Seconde tentative de coup d’Etat du général Malet (la première remontant à 1809), qui est fusillé le 29.
André-Michel Pierlot, ancien tonnelier et entrepreneur de tirages, quitte Chigny, pour venir s’installer à Tours-sur-Marne et champagniser dans les murs d’une ancienne abbaye cistercienne édifiée au cours de la seconde moitié du XIème siècle.
C’est sous le n° 10497 qu’est déposée ce jour-là au greffe du Tribunal de Commerce de Reims une marque, appelée à devenir en 1887 la maison Veuve Laurent-Perrier.
Arrestation de Mgr de Boulogne, évêque de Troyes, pour avoir protesté contre les violences de la politique impériale à l’égard du souverain pontife, puis démission forcée.

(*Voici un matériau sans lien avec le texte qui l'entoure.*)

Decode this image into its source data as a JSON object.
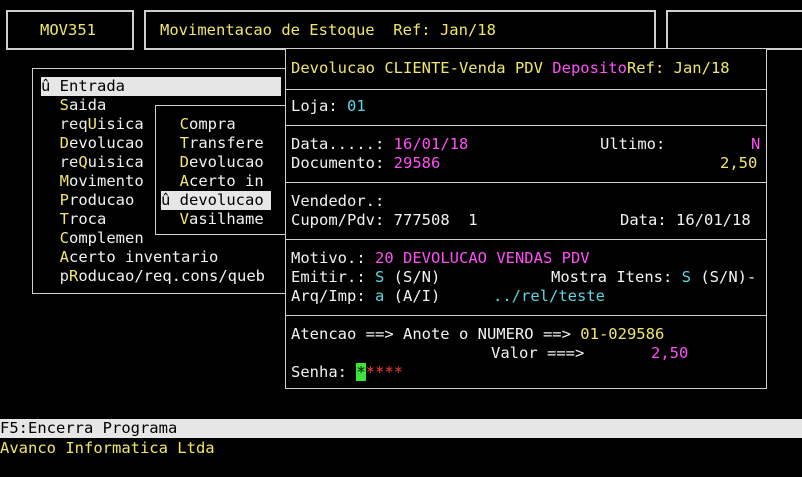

Dans le Manuel du sommelier, ou instruction pratique sur la manière de soigner les vins, André Jullien décrit comme suit l’ensemble des opérations de remuage et de dégorgement :
« On tient la bouteille par le col, d’abord dans une position horizontale, on la fait osciller sur elle-même jusqu’à ce que le dépôt soit détaché et rassemblé en une seule masse, au milieu de la cavité inférieure ; on continue le même mouvement en inclinant la bouteille pour rapprocher le dépôt du col ; ensuite on place cette bouteille dans l’un des trous d’une planche percée, de manière qu’elle conserve l’inclinaison qu’on lui a donnée en la faisant osciller. On prend une seconde bouteille qu’on traite de la même manière ; chaque ouvrier continue ordinairement cette opération sur cent bouteilles. Lorsque la planche est couverte, on reprend la première bouteille, on la fait osciller de nouveau en l’inclinant davantage, et on la remet sur la planche toujours dans la même inclinaison. Après avoir fait osciller de même les autres bouteilles, on les reprend une troisième fois pour les agiter encore ; mais à cette dernière manipulation le dépôt doit être descendu dans le col de la bouteille, qu’on place tout-à-fait renversée sur la planche. On laisse reposer ainsi le vin pendant quelques jours, jusqu’à ce que le dépôt soit bien réuni et fixé sur le bouchon ; alors on débouche la bouteille sans la retourner, et le vin qui s’élance aussitôt au-dehors chasse devant lui le dépôt. On ne laisse sortir ainsi que le moins possible de liquide ; on retourne la bouteille et on la bouche ».